Et ces oubliés de la politique ? Qui sont ces familles que l’on traite encore avec irrespect et distance ? Ces harkis, pourquoi les humilier alors qu’ils furent des soutiens inconditionnels de la France ? Ces abandonnés de tous, méritent-ils que l’on efface des livres d’histoire ce qu’ils ont été et ce qu’ils sont toujours ? Des laissés pour compte ? Et que dire des soldats des anciennes colonies à qui la France ne verse toujours pas de retraite sous prétexte qu’ils « ne sont plus Français » ? A-t-on le droit de les oublier ? Ils paient au quotidien les obligations et choix douloureux faits à l’époque… pour notre nation. Cela me semble intolérable.

Et puis enfin, que dire de tous ces gens, ces ordinaires qui vivotent, survivent et combattent sans relâche pour rester dignes ? Les sans logis sont visibles en hiver, mais il n’y a pas de miracle en été. Sans domicile un jour… sans domicile pour longtemps. Les chaleurs estivales ne sont pas signe de la fin des drames sociaux, la faim étreint toujours les estomacs repliés, et la précarité n’est pas devenue tolérable par magie.
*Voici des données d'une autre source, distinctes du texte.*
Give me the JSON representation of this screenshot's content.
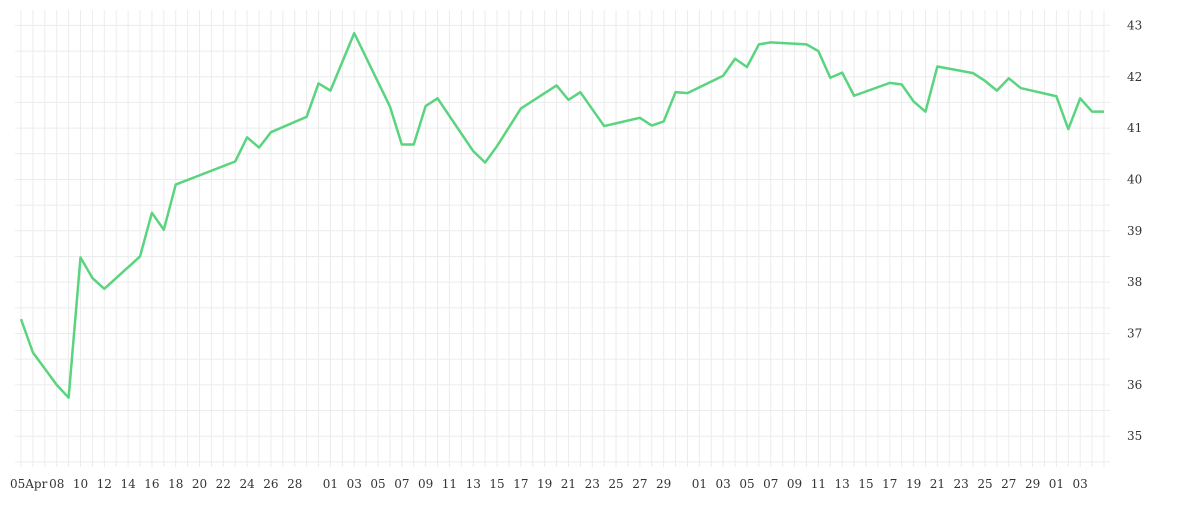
{
  "chart_data": {
    "type": "line",
    "title": "",
    "xlabel": "",
    "ylabel": "",
    "ylim": [
      34.4,
      43.3
    ],
    "y_ticks": [
      "35",
      "36",
      "37",
      "38",
      "39",
      "40",
      "41",
      "42",
      "43"
    ],
    "x_ticks": [
      "05Apr",
      "08",
      "10",
      "12",
      "14",
      "16",
      "18",
      "20",
      "22",
      "24",
      "26",
      "28",
      "01",
      "03",
      "05",
      "07",
      "09",
      "11",
      "13",
      "15",
      "17",
      "19",
      "21",
      "23",
      "25",
      "27",
      "29",
      "01",
      "03",
      "05",
      "07",
      "09",
      "11",
      "13",
      "15",
      "17",
      "19",
      "21",
      "23",
      "25",
      "27",
      "29",
      "01",
      "03"
    ],
    "grid": true,
    "legend": "none",
    "y_axis_side": "right",
    "colors": {
      "line": "#5ad47f",
      "grid": "#ececec",
      "tick_text": "#333333"
    },
    "series": [
      {
        "x": [
          "2024-04-05",
          "2024-04-06",
          "2024-04-08",
          "2024-04-09",
          "2024-04-10",
          "2024-04-11",
          "2024-04-12",
          "2024-04-15",
          "2024-04-16",
          "2024-04-17",
          "2024-04-18",
          "2024-04-23",
          "2024-04-24",
          "2024-04-25",
          "2024-04-26",
          "2024-04-29",
          "2024-04-30",
          "2024-05-01",
          "2024-05-03",
          "2024-05-06",
          "2024-05-07",
          "2024-05-08",
          "2024-05-09",
          "2024-05-10",
          "2024-05-13",
          "2024-05-14",
          "2024-05-15",
          "2024-05-17",
          "2024-05-20",
          "2024-05-21",
          "2024-05-22",
          "2024-05-24",
          "2024-05-27",
          "2024-05-28",
          "2024-05-29",
          "2024-05-30",
          "2024-05-31",
          "2024-06-03",
          "2024-06-04",
          "2024-06-05",
          "2024-06-06",
          "2024-06-07",
          "2024-06-10",
          "2024-06-11",
          "2024-06-12",
          "2024-06-13",
          "2024-06-14",
          "2024-06-17",
          "2024-06-18",
          "2024-06-19",
          "2024-06-20",
          "2024-06-21",
          "2024-06-24",
          "2024-06-25",
          "2024-06-26",
          "2024-06-27",
          "2024-06-28",
          "2024-07-01",
          "2024-07-02",
          "2024-07-03",
          "2024-07-04",
          "2024-07-05"
        ],
        "values": [
          37.28,
          36.63,
          36.0,
          35.75,
          38.48,
          38.08,
          37.87,
          38.5,
          39.35,
          39.02,
          39.9,
          40.35,
          40.82,
          40.62,
          40.92,
          41.22,
          41.87,
          41.73,
          42.85,
          41.42,
          40.68,
          40.68,
          41.43,
          41.58,
          40.55,
          40.33,
          40.65,
          41.38,
          41.83,
          41.55,
          41.7,
          41.04,
          41.2,
          41.05,
          41.13,
          41.7,
          41.68,
          42.02,
          42.35,
          42.19,
          42.63,
          42.67,
          42.63,
          42.5,
          41.98,
          42.08,
          41.63,
          41.88,
          41.85,
          41.52,
          41.32,
          42.2,
          42.07,
          41.92,
          41.73,
          41.97,
          41.78,
          41.62,
          40.98,
          41.58,
          41.32,
          41.32
        ]
      }
    ]
  }
}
La responsabilité collective et individuelle devrait être intense, elle n’est que ponctuelle et de bonne conscience. Lâches que nous sommes, nous fermons les yeux et décrétons que, si cela ne se voit pas… cela n’existe pas.

Finalement, nous avons la mémoire courte, nous oublions les gens de courage, les gens de bonne volonté, et ceux ayant subi d’atroces obligations. Pourquoi ? Parce que nous ne voulons pas admettre qu’il est de notre devoir d’être droits, de les regarder en face, et d’assumer, ensemble, qu’ils existent. Personne ne veut des réfugiés. On les laisse dans des camps en espérant que cela changera sans agir. Foutaises. Les choses ne changent jamais quand c’est l’attentisme qui dirige une nation. N’ayons plus peur d’être honnêtes. Le devoir de mémoire, le devoir de respect des vivants ne doivent pas être sélectifs. Il nous incombe, à chacun, de marcher droit sans avoir honte de ce que nous sommes. Il y a des erreurs ? faisons ensemble qu’elles soient un souvenir… et non le présent.